Rory McIlroy: ‘There is no time like the present to win the Masters’

Rory McIlroy Walking

Rory McIlroy’s demeanour tells any onlooker he is not consumed by the pressure of trying to complete a clean sweep of major championships at his second attempt. As the 26-year-old himself put it: “Someone told me once that pressure is for tyres.”

Still, McIlroy is perfectly open about two things. He admitted on Tuesday that the loss of the world No1 status, originally to Jordan Spieth who has now been usurped by Jason Day, had stirred his competitive juices. McIlroy also conceded the longer the wait for a Green Jacket went on, the tougher the quest would prove.

“I feel like I’m a good enough player, I feel like I’ve got everything I need to become a Masters champion,” McIlroy said. “But I think each and every year that passes that I don’t it will become increasingly more difficult. So there’s no time like the present to get it done.

“I’d be lying if I said those guys [Spieth and Day] having success doesn’t motivate me. Of course it does. What Jordan did here last year, at the US Open and the whole way through the summer plus what Jason did during the summer and already this year; I don’t want to be left behind. I want to be a part of that conversation.”

McIlroy offered a smile when stating he was “clinging on” to the No1 and No2 in the rankings but his sentiment was otherwise clear.

“It’s motivating,” McIlroy said. “You don’t want to see guys beating you. You want to be the best, so you want to go out there and win tournaments and try as hard as you can. But I feel like I’m close.

“Jordan is a phenomenal talent. It’s my job and Jason’s job and everyone else’s that sits here before you to try to stop him dominating.

“But I don’t see that as my position, that I should be doing that. Of course I want to; I want to dominate. I want to go back to the summer of 2014 and play like that for the rest of my career.

“Whether that’s possible or not remains to be seen but I know that’s a level that I can play at and I’d love to be able to play at that level more consistently.”

McIlroy admitted his refusal to visit Augusta at all in 2016 before Monday morning had been set in stone 12 months ago, when he finished fourth here.

“I knew as soon as this tournament finished last year that I was going to prepare a little bit differently for it this year,” he said.

Spieth believes his own Augusta expectations represent a tougher challenge than those from outside. “I’ve done a better job and kind of gotten over external pressure,” he said. “It’s more the internal stuff that is trickier for me.”

The 22-year-old Texan admitted the run of tournaments that included the WGC Match Play Championship and Shell Houston Open before his Masters defence brought home a sense of potentially valuable reality.

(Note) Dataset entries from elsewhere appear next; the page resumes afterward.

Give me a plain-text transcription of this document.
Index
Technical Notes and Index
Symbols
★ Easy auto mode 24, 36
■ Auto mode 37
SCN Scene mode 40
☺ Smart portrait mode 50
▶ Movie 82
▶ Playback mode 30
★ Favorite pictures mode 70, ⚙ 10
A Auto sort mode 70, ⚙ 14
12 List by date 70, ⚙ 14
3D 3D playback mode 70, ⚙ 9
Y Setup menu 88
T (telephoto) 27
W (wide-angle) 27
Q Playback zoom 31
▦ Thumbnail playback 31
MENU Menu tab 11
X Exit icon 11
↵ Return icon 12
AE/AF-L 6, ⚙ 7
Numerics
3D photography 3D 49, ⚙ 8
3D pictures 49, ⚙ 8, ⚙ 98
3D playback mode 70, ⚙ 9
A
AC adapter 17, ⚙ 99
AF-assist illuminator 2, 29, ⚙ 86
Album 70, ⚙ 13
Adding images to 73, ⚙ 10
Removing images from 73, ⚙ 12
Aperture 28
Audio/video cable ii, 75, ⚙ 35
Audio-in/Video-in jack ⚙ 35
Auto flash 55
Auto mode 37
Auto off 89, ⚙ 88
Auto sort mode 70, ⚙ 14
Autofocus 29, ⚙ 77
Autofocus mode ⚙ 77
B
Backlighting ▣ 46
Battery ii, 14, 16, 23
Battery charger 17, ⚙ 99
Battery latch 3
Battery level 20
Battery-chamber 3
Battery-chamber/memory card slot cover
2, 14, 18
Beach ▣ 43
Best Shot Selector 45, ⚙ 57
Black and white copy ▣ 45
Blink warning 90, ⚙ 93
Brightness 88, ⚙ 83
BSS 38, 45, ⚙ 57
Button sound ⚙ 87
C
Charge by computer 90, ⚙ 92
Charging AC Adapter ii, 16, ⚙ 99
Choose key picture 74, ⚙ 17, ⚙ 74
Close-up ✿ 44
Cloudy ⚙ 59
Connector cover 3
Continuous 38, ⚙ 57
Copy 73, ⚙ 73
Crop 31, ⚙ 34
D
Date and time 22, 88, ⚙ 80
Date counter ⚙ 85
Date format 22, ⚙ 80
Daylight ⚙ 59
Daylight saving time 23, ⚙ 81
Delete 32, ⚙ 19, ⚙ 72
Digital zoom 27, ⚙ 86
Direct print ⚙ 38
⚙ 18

“I was like: ‘Wow, there’s a possibility that I don’t have this Green Jacket back at my house any more,’” Spieth said. “It kind of fired me up a little bit.

“Just the jacket itself provides a little motivation, which is cool but at the same time, it’s not easy. It’s not easy to get. I didn’t take it for granted whatsoever. Last year, the stress was there but also the confidence was there. I think that it’s the same this year.

“We’ve already done it, so it’s not like I’m chasing my first major. We have two major championships now. So we feel like there’s an advantage, if we can get into contention against those who are searching for their first.”